I haven’t watched a zombie movie in a while and I’d never seen this one. Well, no one ever says the Z word. But it features humans affected by a rage-virus much in the same style as 28 Days Later and affected animals like in Resident Evil that fall ill and then try to eat your freaking face off, the afflicted are unhindered by pain, unable to speak and without reason. They are sensitive to light and hard to kill.
The modern interpretation of a zombie.
Jennifer Carpenter (“Dexter”, Exorcism of Emily Rose) stars as Angela Vidal, a television reporter working on a fluff piece about LA’s Bravest. She, along with cameraman Scott (played by Steve Harris, “Awake” and the voice of Clayface on “The Batman”) hang out with the firefighters at the station: shoot hoops, eat chilli, make small talk, then they head out on a call.
The call is medical and they arrive at an apartment building along with the police before the EMTs. When they get there they head upstairs and find an addled looking woman with blood around her collar and then the bodies start dropping. Sometimes literally. One of the firemen gets thrown down 3 floors straight onto the tile. They try to get outside, but the police (and later National Guard and CDC) have them locked in. Even with an injured officer and firefighter. Those inside search for alternate routes and are met with assault rifles and ordered to back away from windows. The police won’t tell them anything and soon they are without cell reception and electricity (this one’s weird. The elevator is on “auxiliary power” and a resident’s TV still works, but there’s no lights. Doesn’t add up except to add to the atmosphere). Angela tells Scott to keep rolling, that people won’t believe this.
And he does. Of course, one of the things I dislike about mockumentary/found footage films is the implausibility of someone lugging a camera around with rage zombies actively trying to eat their face. He does bash one of the turned over the head with it. The lens gets bloodied. Slightly off camera Scott falls apart while cleaning the blood. Some of the camera angles don’t work. He’d be taping an infected chasing them right till they were face to face but then be first through the door to get the shot of everyone coming in. That’s a nitpick, though. At one point the camera is actually integral because conditions are pitch dark and it has night vision.
It is really good. And the characters work well, the first responders are freaked out but ready for a fight and regular people like Angela and Scott are not built for this. After seeing a firefighter get up walking on a broken leg and a little girl rip out her mom’s throat… she’s done. “I’m done. I’m not moving.” There’s a wealthier white man who wants to exercise his god-given right to die in his own apartment, a young Indian-American couple with nice clothes and a bathroom full of prescription sedatives and narcotics, a pair of North Africans who don’t speak English, the tough cop who is at first reluctant to go against orders (Columbus Short, “Scandal”), the hot firefighter who lives the longest (Jay Hernandez, Hostel, “Gang Related”) and a veterinarian (Greg Germann, “NCIS”) who diagnoses the infected with a mutated form of rabies.

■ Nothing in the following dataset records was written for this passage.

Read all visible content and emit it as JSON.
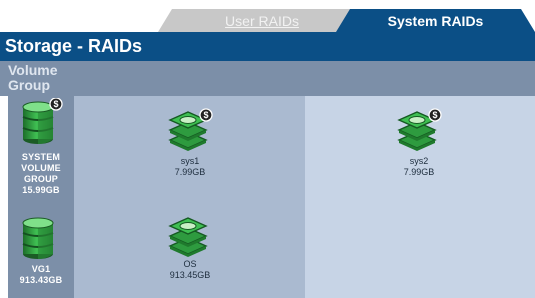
{
  "tabs": [
    {
      "label": "User RAIDs",
      "active": false
    },
    {
      "label": "System RAIDs",
      "active": true
    }
  ],
  "title": "Storage - RAIDs",
  "column_header": "Volume Group",
  "volume_groups": [
    {
      "name": "SYSTEM VOLUME GROUP",
      "size": "15.99GB",
      "icon": "green-cylinder-system-icon"
    },
    {
      "name": "VG1",
      "size": "913.43GB",
      "icon": "green-cylinder-icon"
    }
  ],
  "raids": [
    {
      "name": "sys1",
      "size": "7.99GB",
      "icon": "green-disk-stack-system-icon"
    },
    {
      "name": "sys2",
      "size": "7.99GB",
      "icon": "green-disk-stack-system-icon"
    },
    {
      "name": "OS",
      "size": "913.45GB",
      "icon": "green-disk-stack-icon"
    }
  ],
  "colors": {
    "brand_blue": "#0b4f86",
    "header_gray_blue": "#7c8fa8",
    "panel_mid": "#aabad0",
    "panel_right": "#c7d4e6",
    "icon_green": "#2e9b3f"
  }
}
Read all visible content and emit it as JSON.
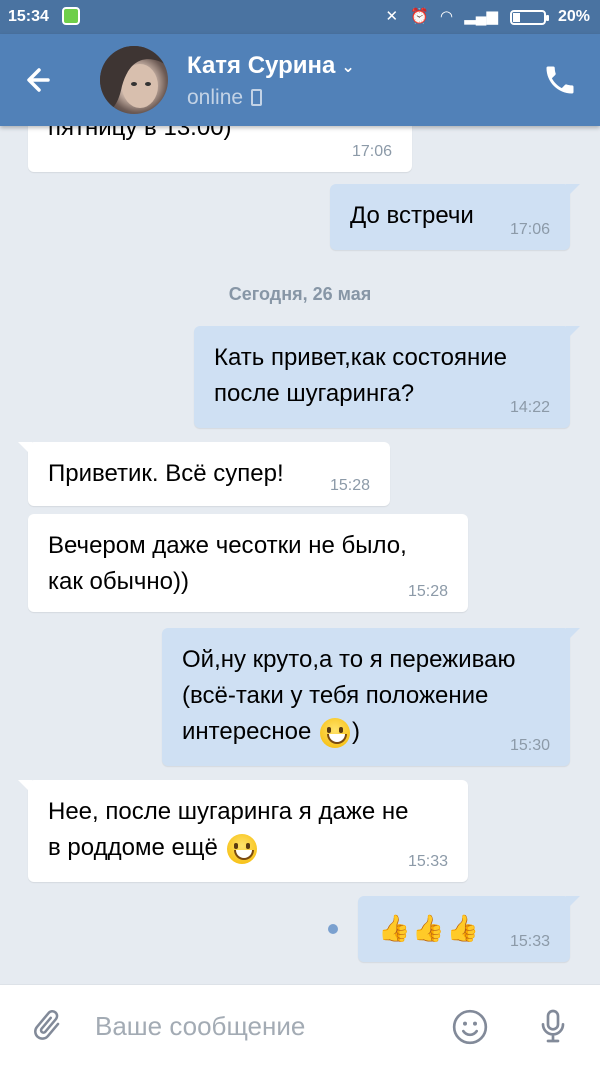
{
  "status_bar": {
    "time": "15:34",
    "battery": "20%"
  },
  "header": {
    "contact_name": "Катя Сурина",
    "status": "online"
  },
  "date_separator": "Сегодня, 26 мая",
  "messages": [
    {
      "direction": "in",
      "text": "пятницу в 13.00)",
      "time": "17:06"
    },
    {
      "direction": "out",
      "text": "До встречи",
      "time": "17:06"
    },
    {
      "direction": "out",
      "text": "Кать привет,как состояние\nпосле шугаринга?",
      "time": "14:22"
    },
    {
      "direction": "in",
      "text": "Приветик. Всё супер!",
      "time": "15:28"
    },
    {
      "direction": "in",
      "text": "Вечером даже чесотки не было,\nкак обычно))",
      "time": "15:28"
    },
    {
      "direction": "out",
      "text_1": "Ой,ну круто,а то я переживаю\n(всё-таки у тебя положение\nинтересное ",
      "emoji": "grinning-emoji",
      "text_2": ")",
      "time": "15:30"
    },
    {
      "direction": "in",
      "text": "Нее, после шугаринга я даже не\nв роддоме ещё ",
      "emoji": "smiley-emoji",
      "time": "15:33"
    },
    {
      "direction": "out",
      "emojis": [
        "thumbs-up",
        "thumbs-up",
        "thumbs-up"
      ],
      "glyph": "👍👍👍",
      "time": "15:33"
    }
  ],
  "input": {
    "placeholder": "Ваше сообщение"
  },
  "colors": {
    "header": "#5181b8",
    "status_bar": "#4a73a1",
    "outgoing": "#cfe0f3",
    "incoming": "#ffffff",
    "background": "#e6ebf1"
  }
}
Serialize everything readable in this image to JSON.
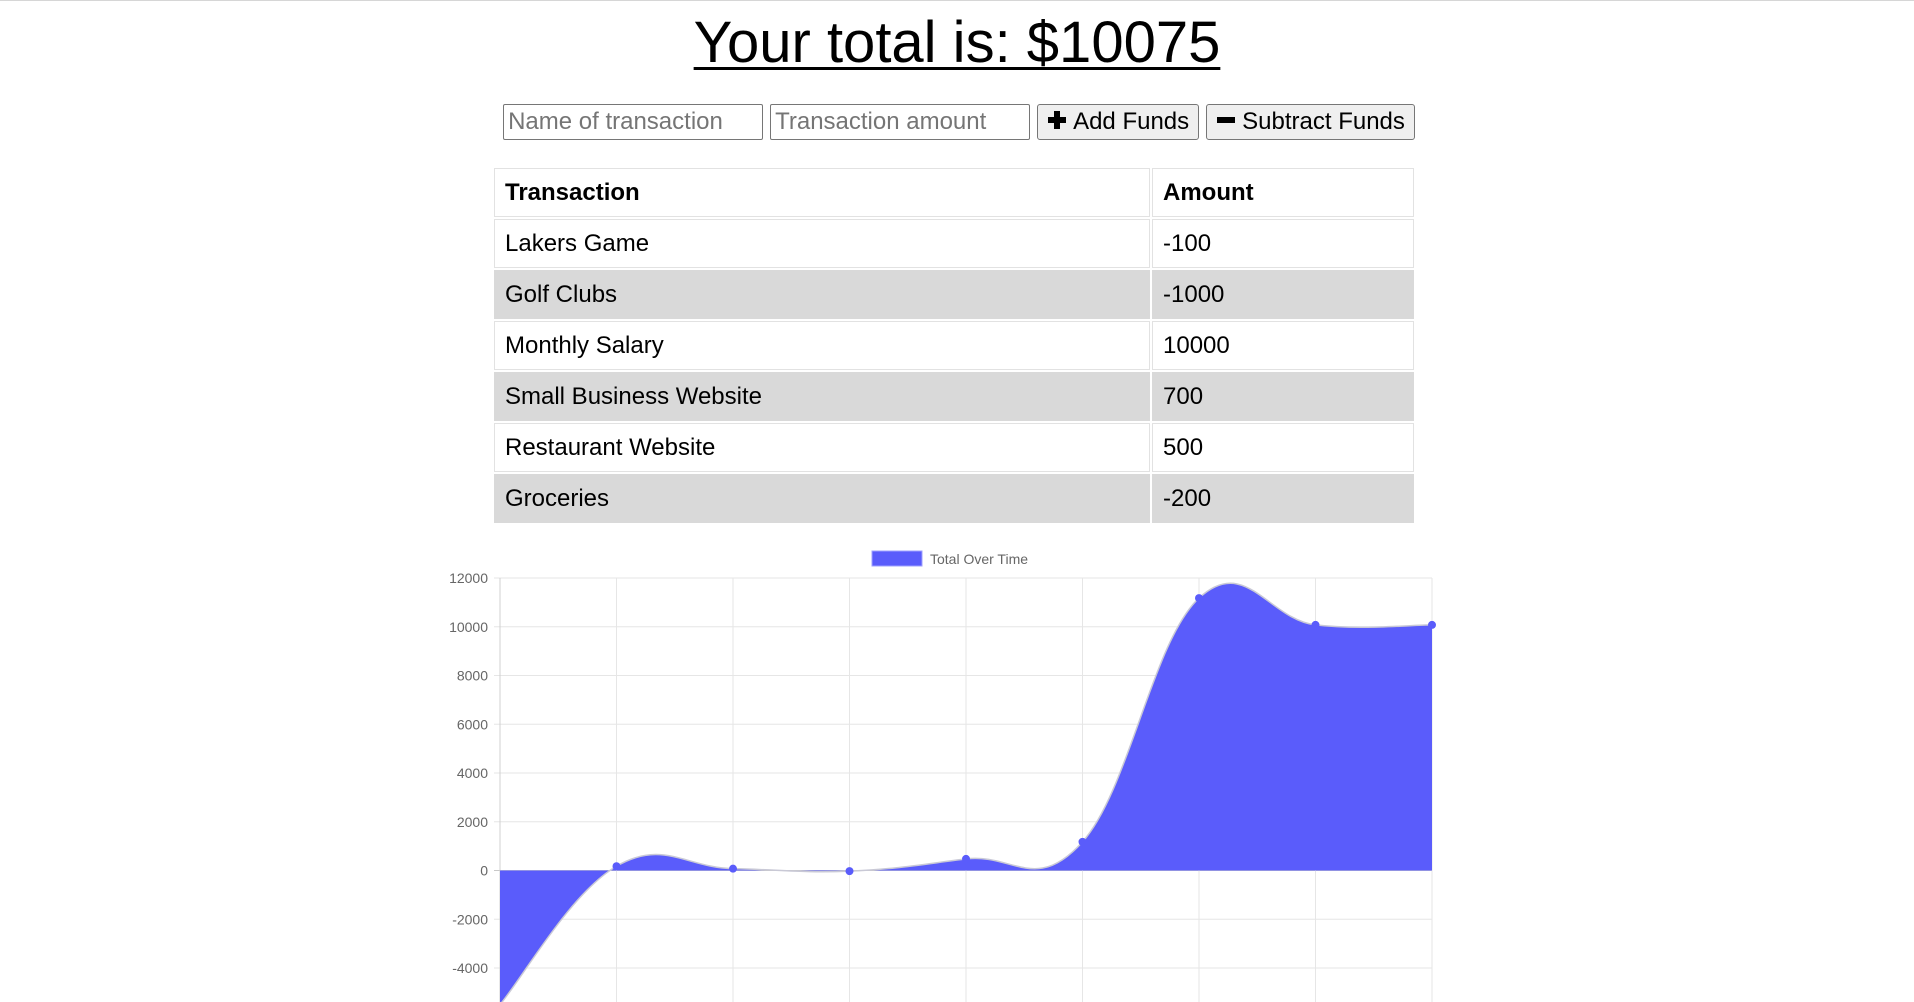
{
  "header": {
    "title": "Your total is: $10075"
  },
  "form": {
    "name_placeholder": "Name of transaction",
    "amount_placeholder": "Transaction amount",
    "add_label": "Add Funds",
    "subtract_label": "Subtract Funds",
    "add_icon": "plus-icon",
    "subtract_icon": "minus-icon"
  },
  "table": {
    "headers": [
      "Transaction",
      "Amount"
    ],
    "rows": [
      {
        "name": "Lakers Game",
        "amount": "-100"
      },
      {
        "name": "Golf Clubs",
        "amount": "-1000"
      },
      {
        "name": "Monthly Salary",
        "amount": "10000"
      },
      {
        "name": "Small Business Website",
        "amount": "700"
      },
      {
        "name": "Restaurant Website",
        "amount": "500"
      },
      {
        "name": "Groceries",
        "amount": "-200"
      }
    ],
    "stripe_color": "#d9d9d9"
  },
  "chart_data": {
    "type": "area",
    "legend": {
      "label": "Total Over Time",
      "position": "top-center",
      "color": "#5a5cfb"
    },
    "fill_color": "#5a5cfb",
    "x": [
      0,
      1,
      2,
      3,
      4,
      5,
      6,
      7,
      8
    ],
    "values": [
      -5500,
      175,
      75,
      -25,
      475,
      1175,
      11175,
      10075,
      10075
    ],
    "ylim": [
      -4000,
      12000
    ],
    "yticks": [
      12000,
      10000,
      8000,
      6000,
      4000,
      2000,
      0,
      -2000,
      -4000
    ],
    "grid": true,
    "title": "",
    "xlabel": "",
    "ylabel": ""
  }
}
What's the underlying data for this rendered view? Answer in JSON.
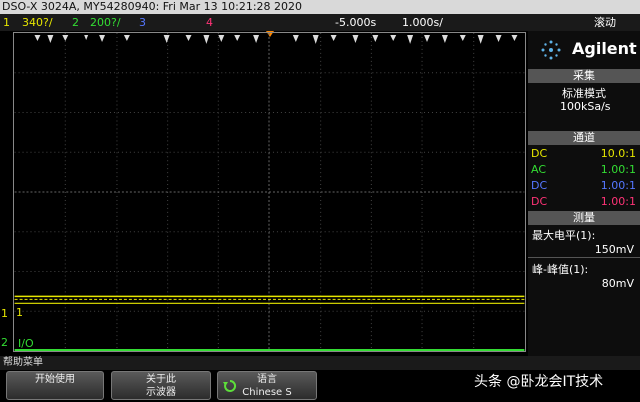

The CDC arrives. The CDC also tells them that a blood test will confirm if they are infected. The veterinarian tells them that they’d need a brain sample. Everyone freaks the hell out. The CDC ends up getting eaten and no one gets their brain sampled.
As numbers dwindle, the search for a way out leads to an unnecessary plot point. The virus was cultivated by some freakshow in rats first in the name of some cult. It didn’t add much to the plot. It didn’t need it. Dark apartment complex full of relatable people search for a way out while on the run from hyper-rabid former friends.
There are a few females in the film but no girl-power to speak of. I feel as though Angela’s flailing and inability to find a weapon suited her TV diva character… but I wish that there had been an Officer Deb Morgan somewhere.
4.25/5 (I fucking love zombies)
But it should be noted: this movie is based on the Spanish horror film [REC] from 2007, the main character’s name is even the same. I’ll definitely be watching the original.